Auf die Bedeutung einer Begrenzung des Hämatomwachstums als einzigen modifizierbaren Prognosefaktor bei ICB wies der Neurologe Prof. Dr. Hagen Huttner, Universität Erlangen, hin. In der ANNEXA-4-Studie [Conolly SJ et al. N Engl J Med 2019; 380; 1326-35] mit Andexanet alfa ergab sich nach Bolusgabe eine normnahe Absenkung der Faktor Xa-Aktivität, wobei gegen Rebound an den Bolus eine kontinuierliche i.v.-Infusion angeschlossen wurde. Vom Vorteil in Bezug auf hämostaseologische Endpunkte profitierten alle Patienten unabhängig von Subgruppenunterschieden. Eine erste kleine Vergleichsstudie [Barra ME et al. J Thromb Haemost 2020;18:1637-47] mit insgesamt 19 Patienten ergab zudem, dass unter Andexanet alfa eine Hämostase häufiger als unter PCC erzielt wurde (89 % vs. 60 %) und auch das funktionelle Outcome bei Klinikentlassung (56 % vs. 9 %) günstiger war. Weitere vorläufige Hinweise in diese Richtung kommen von einer US-Registerstudie, allerdings fehlten noch Daten aus randomisierten kontrollierten Studien zum tatsächlichen klinischen Vorteil, wie Huttner bedauerte. Ein noch unpublizierter Vergleich der Resultate aus ANNEXA-4 und einer eigenen Studie (RETRACE-II mit PCC) mit der Hämatomexpansion als primärem Endpunkt deute auf einen Vorteil von Andexanet alfa bei der Blutungsprogression und einen - allerdings nicht signifikanten - Trend einer verringerten Klinik-Mortalität.

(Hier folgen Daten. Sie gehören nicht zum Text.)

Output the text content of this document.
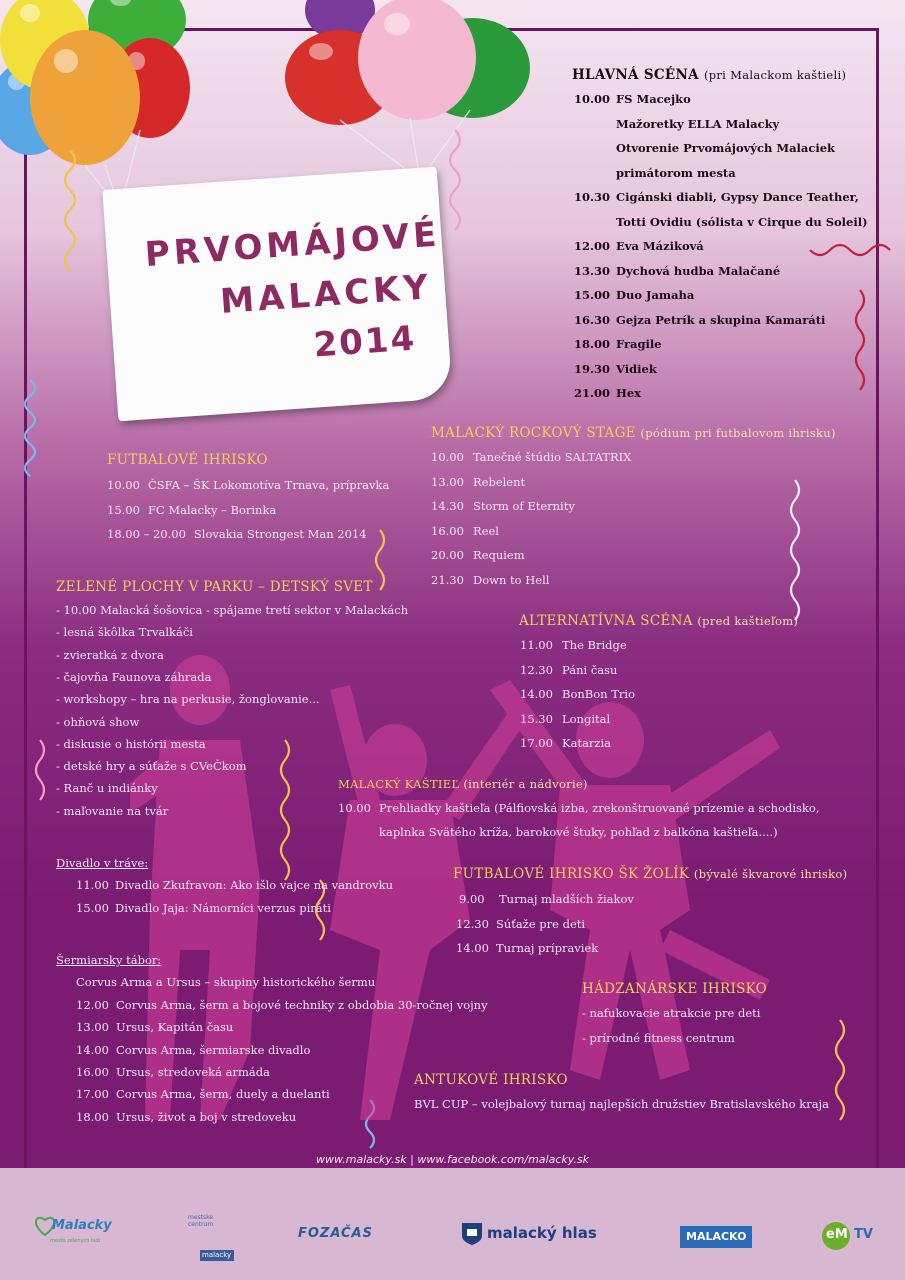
PRVOMÁJOVÉ
MALACKY
2014
HLAVNÁ SCÉNA (pri Malackom kaštieli)
10.00 FS Macejko
Mažoretky ELLA Malacky
Otvorenie Prvomájových Malaciek
primátorom mesta
10.30 Cigánski diabli, Gypsy Dance Teather,
Totti Ovidiu (sólista v Cirque du Soleil)
12.00 Eva Máziková
13.30 Dychová hudba Malačané
15.00 Duo Jamaha
16.30 Gejza Petrík a skupina Kamaráti
18.00 Fragile
19.30 Vidiek
21.00 Hex
MALACKÝ ROCKOVÝ STAGE (pódium pri futbalovom ihrisku)
10.00 Tanečné štúdio SALTATRIX
13.00 Rebelent
14.30 Storm of Eternity
16.00 Reel
20.00 Requiem
21.30 Down to Hell
FUTBALOVÉ IHRISKO
10.00 ČSFA – ŠK Lokomotíva Trnava, prípravka
15.00 FC Malacky – Borinka
18.00 – 20.00 Slovakia Strongest Man 2014
ZELENÉ PLOCHY V PARKU – DETSKÝ SVET
- 10.00 Malacká šošovica - spájame tretí sektor v Malackách
- lesná škôlka Trvalkáči
- zvieratká z dvora
- čajovňa Faunova záhrada
- workshopy – hra na perkusie, žonglovanie...
- ohňová show
- diskusie o histórii mesta
- detské hry a súťaže s CVeČkom
- Ranč u indiánky
- maľovanie na tvár
ALTERNATÍVNA SCÉNA (pred kaštieľom)
11.00 The Bridge
12.30 Páni času
14.00 BonBon Trio
15.30 Longital
17.00 Katarzia
MALACKÝ KAŠTIEĽ (interiér a nádvorie)
10.00 Prehliadky kaštieľa (Pálfiovská izba, zrekonštruované prízemie a schodisko,
kaplnka Svätého kríža, barokové štuky, pohľad z balkóna kaštieľa....)
Divadlo v tráve:
11.00 Divadlo Zkufravon: Ako išlo vajce na vandrovku
15.00 Divadlo Jaja: Námorníci verzus piráti
FUTBALOVÉ IHRISKO ŠK ŽOLÍK (bývalé škvarové ihrisko)
9.00 Turnaj mladších žiakov
12.30 Súťaže pre deti
14.00 Turnaj prípraviek
Šermiarsky tábor:
Corvus Arma a Ursus – skupiny historického šermu
12.00 Corvus Arma, šerm a bojové techniky z obdobia 30-ročnej vojny
13.00 Ursus, Kapitán času
14.00 Corvus Arma, šermiarske divadlo
16.00 Ursus, stredoveká armáda
17.00 Corvus Arma, šerm, duely a duelanti
18.00 Ursus, život a boj v stredoveku
HÁDZANÁRSKE IHRISKO
- nafukovacie atrakcie pre deti
- prírodné fitness centrum
ANTUKOVÉ IHRISKO
BVL CUP – volejbalový turnaj najlepších družstiev Bratislavského kraja
www.malacky.sk | www.facebook.com/malacky.sk
Malacky
mesto zelenych ludi
mestske centrum
malacky
FOZAČAS	malacký hlas	MALACKO	eM TV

Eine Übersicht über bislang 17 mit Andexanet alfa behandelte DOAK-Patienten mit ICB gab die Neurologin Dr. Katharina Althaus, Oberärztin an der Klinik für Neurologie, Universitätsklinik Ulm. Die Analyse der Hämatomexpansion bei 16 Patienten mit mindestens einer Verlaufsbildgebung zeigte in keinem Fall eine relevante Hämatomexpansion nach 24 Stunden. Gleiches galt für neun Patienten mit Verlaufsbildgebung nach einem Monat, was trotz noch fehlender Evidenz die therapeutische Wirksamkeit nahelege. Sie wies jedoch darauf hin, dass bei praktisch allen Patienten zwischen 6 und 24 Stunden nach Andexanet-Gabe noch eine Anti-FXa-Aktivität von einem bis zwei Drittel des Ausgangswertes nachweisbar war.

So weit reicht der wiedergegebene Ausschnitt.